BTW a nicer variant of *reinterpret_cast<T*>(&i) is reinterpret_cast<T&>(i). Both are potentially UB, but typically work in Cuda code. Since C++20 they should typically be exchanged with bit_cast<T&>(i).

BTW the word lane typically is the thread number 0…31 within a Cuda warp. You use it differently. (Which can make sense in some domains/contexts.)

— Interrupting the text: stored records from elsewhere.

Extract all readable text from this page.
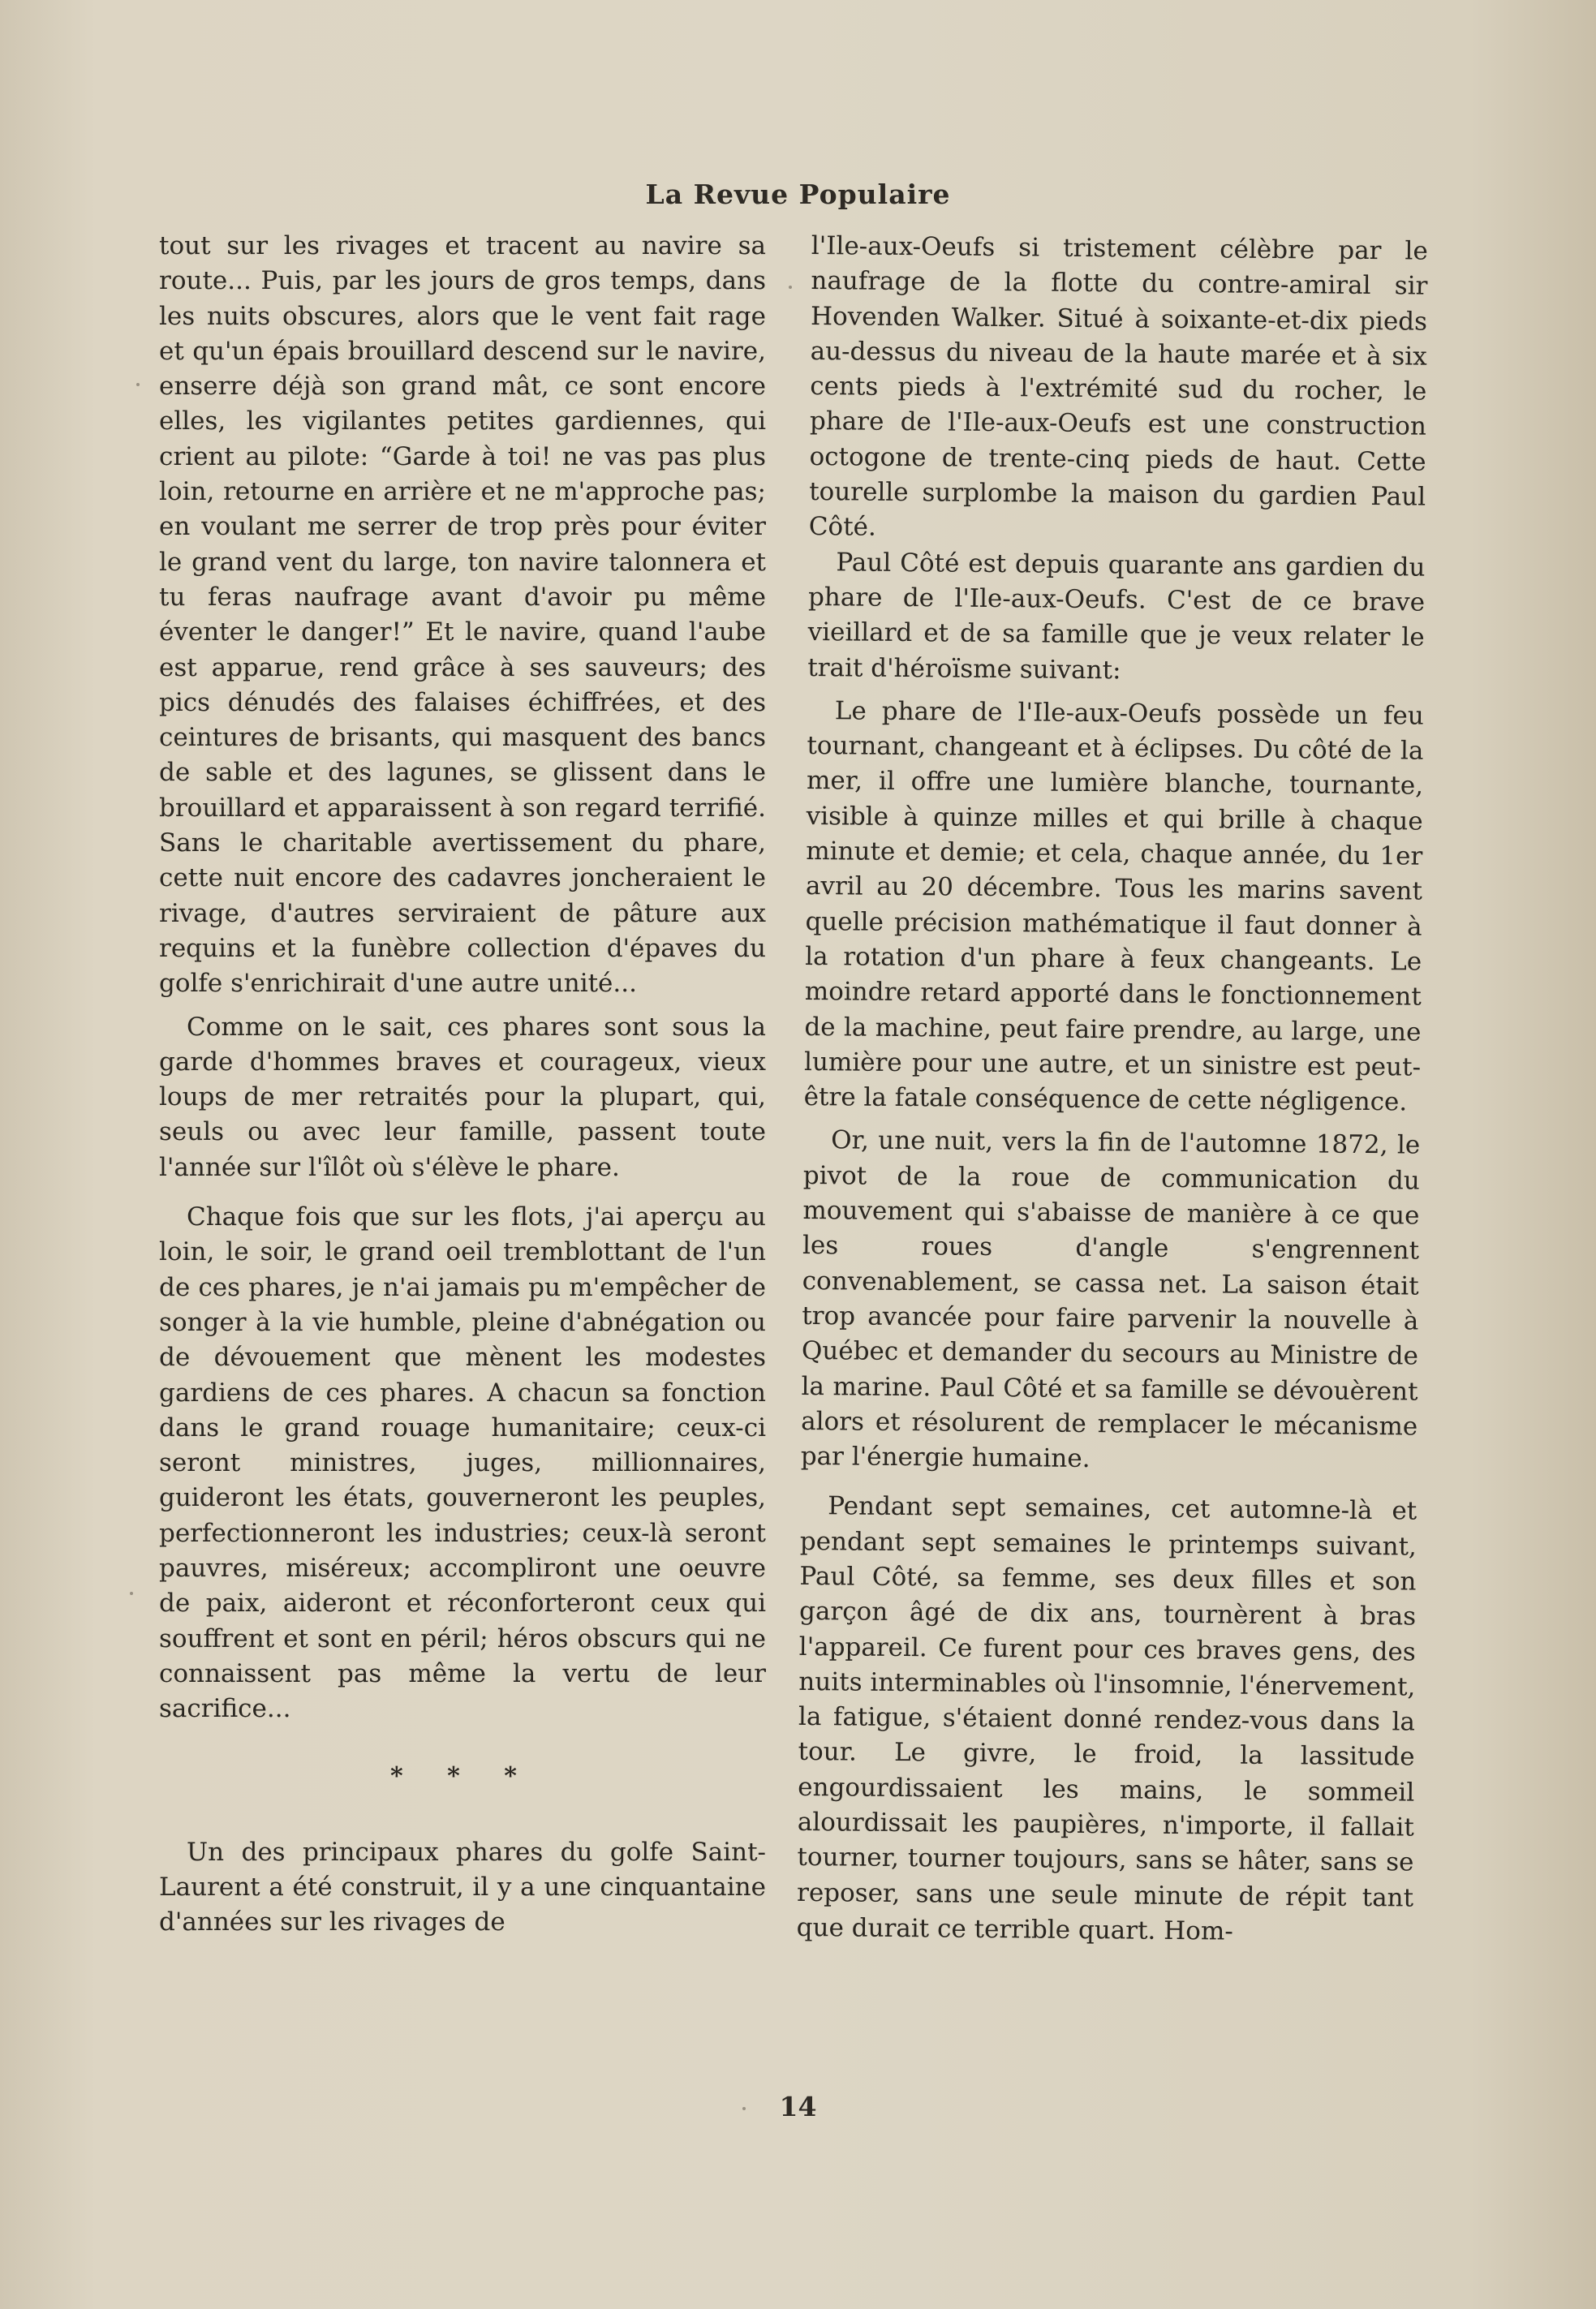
La Revue Populaire

tout sur les rivages et tracent au navire sa route... Puis, par les jours de gros temps, dans les nuits obscures, alors que le vent fait rage et qu'un épais brouillard descend sur le navire, enserre déjà son grand mât, ce sont encore elles, les vigilantes petites gardiennes, qui crient au pilote: “Garde à toi! ne vas pas plus loin, retourne en arrière et ne m'approche pas; en voulant me serrer de trop près pour éviter le grand vent du large, ton navire talonnera et tu feras naufrage avant d'avoir pu même éventer le danger!” Et le navire, quand l'aube est apparue, rend grâce à ses sauveurs; des pics dénudés des falaises échiffrées, et des ceintures de brisants, qui masquent des bancs de sable et des lagunes, se glissent dans le brouillard et apparaissent à son regard terrifié. Sans le charitable avertissement du phare, cette nuit encore des cadavres joncheraient le rivage, d'autres serviraient de pâture aux requins et la funèbre collection d'épaves du golfe s'enrichirait d'une autre unité...

Comme on le sait, ces phares sont sous la garde d'hommes braves et courageux, vieux loups de mer retraités pour la plupart, qui, seuls ou avec leur famille, passent toute l'année sur l'îlôt où s'élève le phare.

Chaque fois que sur les flots, j'ai aperçu au loin, le soir, le grand oeil tremblottant de l'un de ces phares, je n'ai jamais pu m'empêcher de songer à la vie humble, pleine d'abnégation ou de dévouement que mènent les modestes gardiens de ces phares. A chacun sa fonction dans le grand rouage humanitaire; ceux-ci seront ministres, juges, millionnaires, guideront les états, gouverneront les peuples, perfectionneront les industries; ceux-là seront pauvres, miséreux; accompliront une oeuvre de paix, aideront et réconforteront ceux qui souffrent et sont en péril; héros obscurs qui ne connaissent pas même la vertu de leur sacrifice...

* * *

Un des principaux phares du golfe Saint-Laurent a été construit, il y a une cinquantaine d'années sur les rivages de

l'Ile-aux-Oeufs si tristement célèbre par le naufrage de la flotte du contre-amiral sir Hovenden Walker. Situé à soixante-et-dix pieds au-dessus du niveau de la haute marée et à six cents pieds à l'extrémité sud du rocher, le phare de l'Ile-aux-Oeufs est une construction octogone de trente-cinq pieds de haut. Cette tourelle surplombe la maison du gardien Paul Côté.

Paul Côté est depuis quarante ans gardien du phare de l'Ile-aux-Oeufs. C'est de ce brave vieillard et de sa famille que je veux relater le trait d'héroïsme suivant:

Le phare de l'Ile-aux-Oeufs possède un feu tournant, changeant et à éclipses. Du côté de la mer, il offre une lumière blanche, tournante, visible à quinze milles et qui brille à chaque minute et demie; et cela, chaque année, du 1er avril au 20 décembre. Tous les marins savent quelle précision mathématique il faut donner à la rotation d'un phare à feux changeants. Le moindre retard apporté dans le fonctionnement de la machine, peut faire prendre, au large, une lumière pour une autre, et un sinistre est peut-être la fatale conséquence de cette négligence.

Or, une nuit, vers la fin de l'automne 1872, le pivot de la roue de communication du mouvement qui s'abaisse de manière à ce que les roues d'angle s'engrennent convenablement, se cassa net. La saison était trop avancée pour faire parvenir la nouvelle à Québec et demander du secours au Ministre de la marine. Paul Côté et sa famille se dévouèrent alors et résolurent de remplacer le mécanisme par l'énergie humaine.

Pendant sept semaines, cet automne-là et pendant sept semaines le printemps suivant, Paul Côté, sa femme, ses deux filles et son garçon âgé de dix ans, tournèrent à bras l'appareil. Ce furent pour ces braves gens, des nuits interminables où l'insomnie, l'énervement, la fatigue, s'étaient donné rendez-vous dans la tour. Le givre, le froid, la lassitude engourdissaient les mains, le sommeil alourdissait les paupières, n'importe, il fallait tourner, tourner toujours, sans se hâter, sans se reposer, sans une seule minute de répit tant que durait ce terrible quart. Hom-

14
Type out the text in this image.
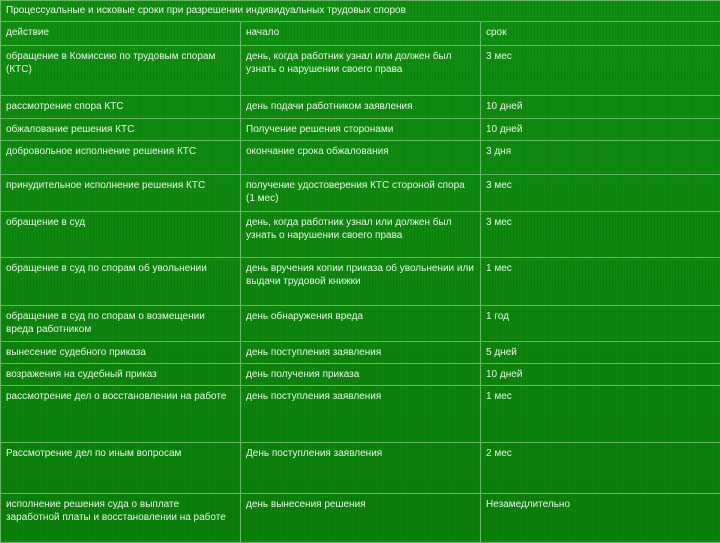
Процессуальные и исковые сроки при разрешении индивидуальных трудовых споров		
действие	начало	срок
обращение в Комиссию по трудовым спорам (КТС)	день, когда работник узнал или должен был узнать о нарушении своего права	3 мес
рассмотрение спора КТС	день подачи работником заявления	10 дней
обжалование решения КТС	Получение решения сторонами	10 дней
добровольное исполнение решения КТС	окончание срока обжалования	3 дня
принудительное исполнение решения КТС	получение удостоверения КТС стороной спора (1 мес)	3 мес
обращение в суд	день, когда работник узнал или должен был узнать о нарушении своего права	3 мес
обращение в суд по спорам об увольнении	день вручения копии приказа об увольнении или выдачи трудовой книжки	1 мес
обращение в суд по спорам о возмещении вреда работником	день обнаружения вреда	1 год
вынесение судебного приказа	день поступления заявления	5 дней
возражения на судебный приказ	день получения приказа	10 дней
рассмотрение дел о восстановлении на работе	день поступления заявления	1 мес
Рассмотрение дел по иным вопросам	День поступления заявления	2 мес
исполнение решения суда о выплате заработной платы и восстановлении на работе	день вынесения решения	Незамедлительно
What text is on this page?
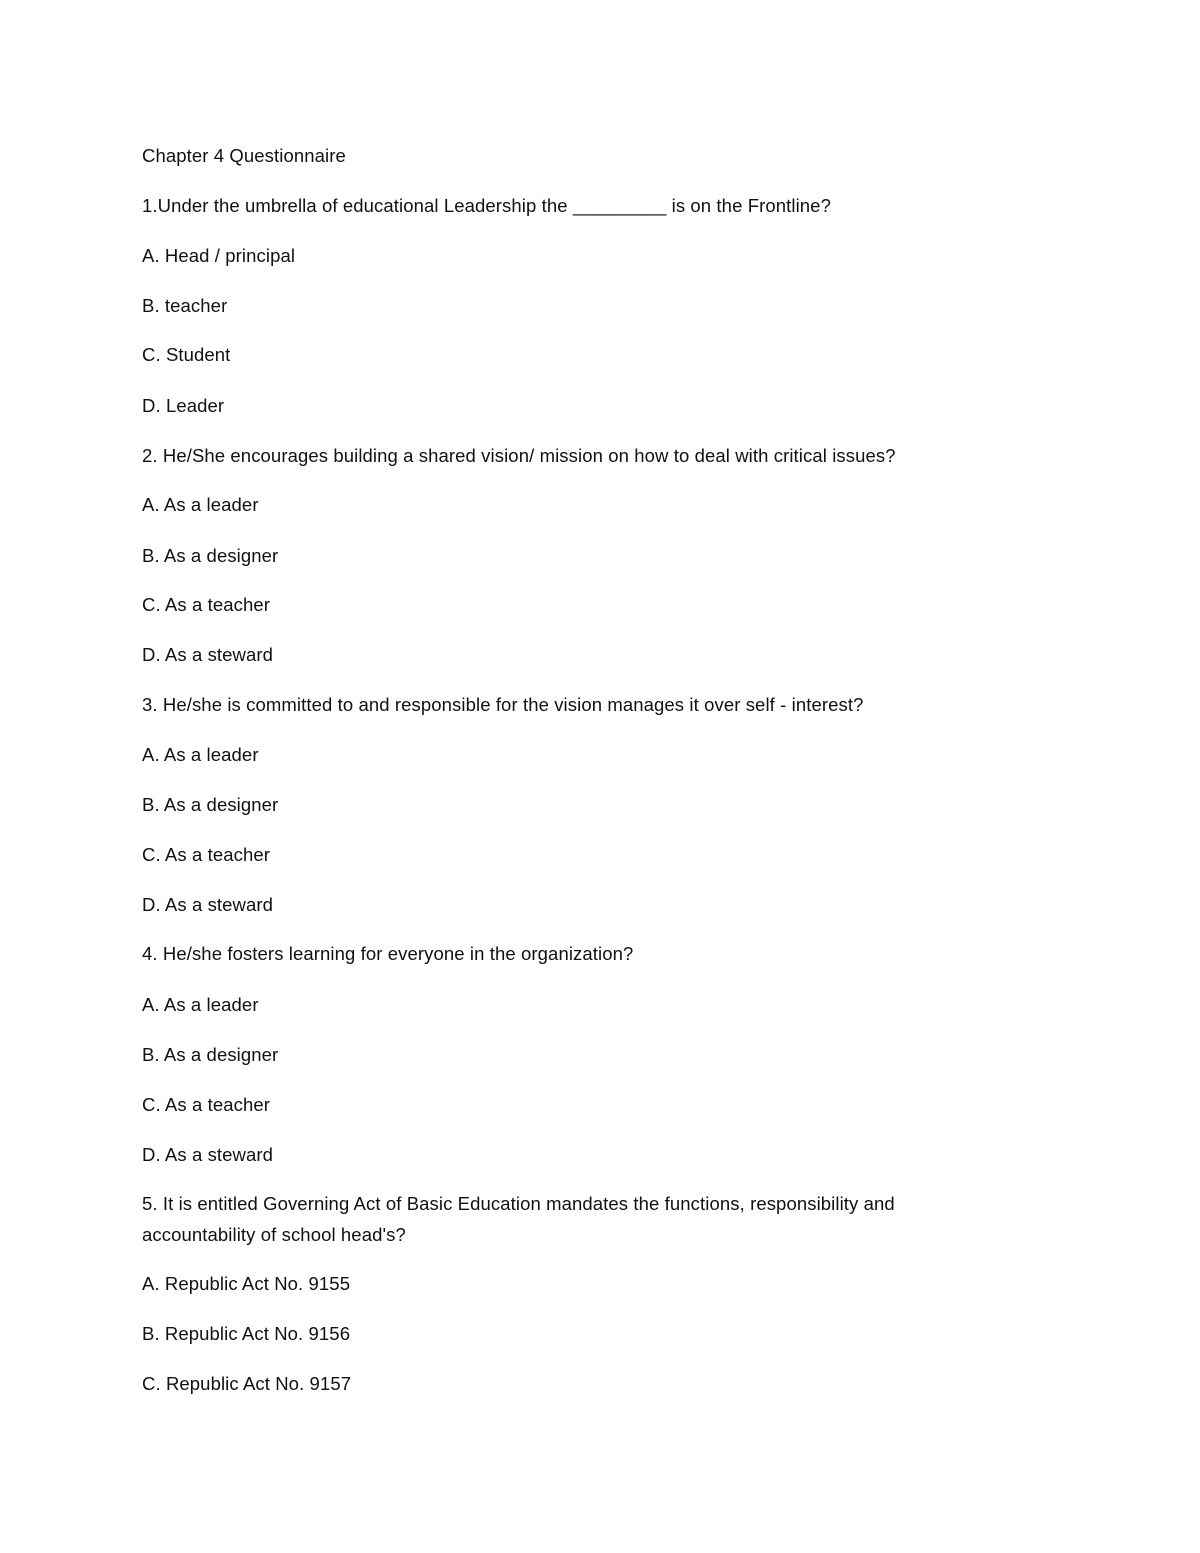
Chapter 4 Questionnaire
1.Under the umbrella of educational Leadership the _________ is on the Frontline?
A. Head / principal
B. teacher
C. Student
D. Leader
2. He/She encourages building a shared vision/ mission on how to deal with critical issues?
A. As a leader
B. As a designer
C. As a teacher
D. As a steward
3. He/she is committed to and responsible for the vision manages it over self - interest?
A. As a leader
B. As a designer
C. As a teacher
D. As a steward
4. He/she fosters learning for everyone in the organization?
A. As a leader
B. As a designer
C. As a teacher
D. As a steward
5. It is entitled Governing Act of Basic Education mandates the functions, responsibility and accountability of school head's?
A. Republic Act No. 9155
B. Republic Act No. 9156
C. Republic Act No. 9157
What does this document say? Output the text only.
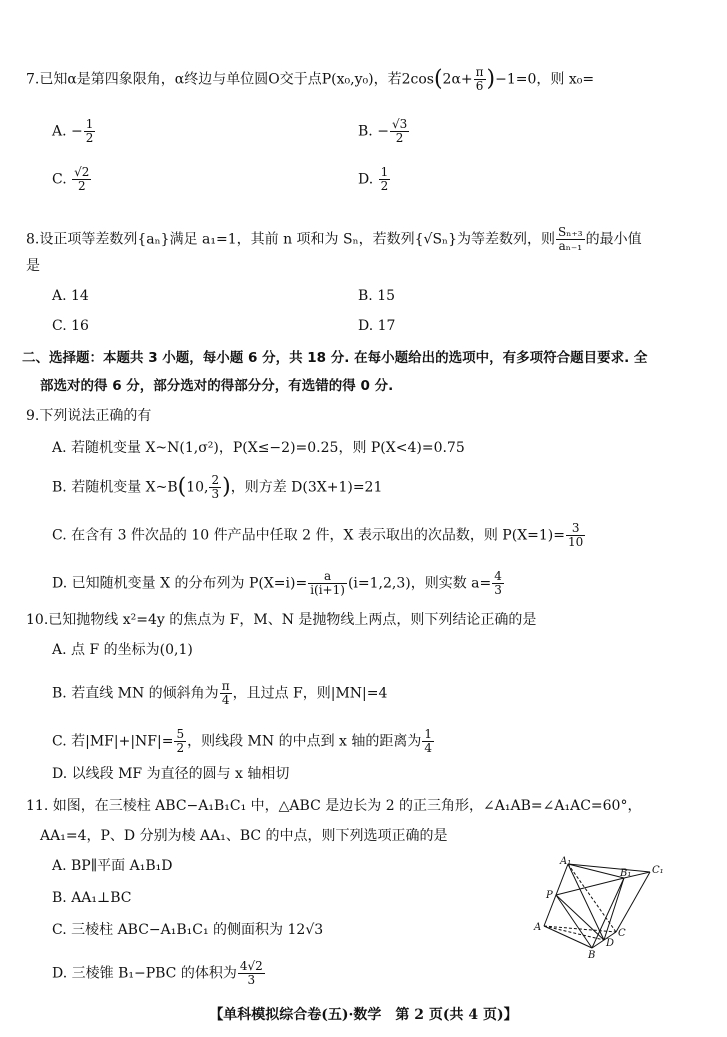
7.已知α是第四象限角，α终边与单位圆O交于点P(x₀,y₀)，若$2\cos(2\alpha+ \frac{\pi}{6} )-1=0$，则 x₀=
A. − $\frac{1}{2}$	B. − $\frac{√3}{2}$
C. $\frac{√2}{2}$	D. $\frac{1}{2}$
8.设正项等差数列{aₙ}满足 a₁=1，其前 n 项和为 Sₙ，若数列{√Sₙ}为等差数列，则 $\frac{\text{Sₙ₊₃}}{\text{aₙ₋₁}}$ 的最小值
是
A. 14	B. 15
C. 16	D. 17
二、选择题：本题共 3 小题，每小题 6 分，共 18 分. 在每小题给出的选项中，有多项符合题目要求. 全
部选对的得 6 分，部分选对的得部分分，有选错的得 0 分.
9.下列说法正确的有
A. 若随机变量 X~N(1,σ²)，P(X≤−2)=0.25，则 P(X<4)=0.75
B. 若随机变量 X~B(10, $\frac{2}{3}$ )，则方差 D(3X+1)=21
C. 在含有 3 件次品的 10 件产品中任取 2 件，X 表示取出的次品数，则 $P(X=1)= \frac{3}{10}$
D. 已知随机变量 X 的分布列为 $P(X=i)= \frac{a}{i(i+1)} (i=1,2,3)$，则实数 $a= \frac{4}{3}$
10.已知抛物线 x²=4y 的焦点为 F，M、N 是抛物线上两点，则下列结论正确的是
A. 点 F 的坐标为(0,1)
B. 若直线 MN 的倾斜角为 $\frac{\pi}{4}$ ，且过点 F，则|MN|=4
C. 若$|MF|+|NF|= \frac{5}{2}$ ，则线段 MN 的中点到 x 轴的距离为 $\frac{1}{4}$
D. 以线段 MF 为直径的圆与 x 轴相切
11. 如图，在三棱柱 ABC−A₁B₁C₁ 中，△ABC 是边长为 2 的正三角形，∠A₁AB=∠A₁AC=60°，
AA₁=4，P、D 分别为棱 AA₁、BC 的中点，则下列选项正确的是
A. BP∥平面 A₁B₁D
B. AA₁⊥BC
C. 三棱柱 ABC−A₁B₁C₁ 的侧面积为 12√3
D. 三棱锥 B₁−PBC 的体积为 $\frac{4√2}{3}$
A₁
B₁ C₁
P
A
C
D
B
【单科模拟综合卷(五)·数学　第 2 页(共 4 页)】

WhenthreadIdx.x==0 and threadIdx. x==32 , first_sum[0] and first_sum[1] will be written, I used __syncthreads() so when outputting the results, first_sum[0] and fitst_sum[1] should have a value.I misunderstand it?

You only print out when threadIdx.x is equal to zero. Your variable:

    half first_sum[2];

is a thread-local variable. That means that thread 0 has its own separate local array, and thread 1 has its own separate local array, etc.

Therefore, when you print out, you are printing out the values from the threadIdx.x == 0 array, and for threadIdx.x == 0, the value in first_sum[1] is never written.

This topic was automatically closed 14 days after the last reply. New replies are no longer allowed.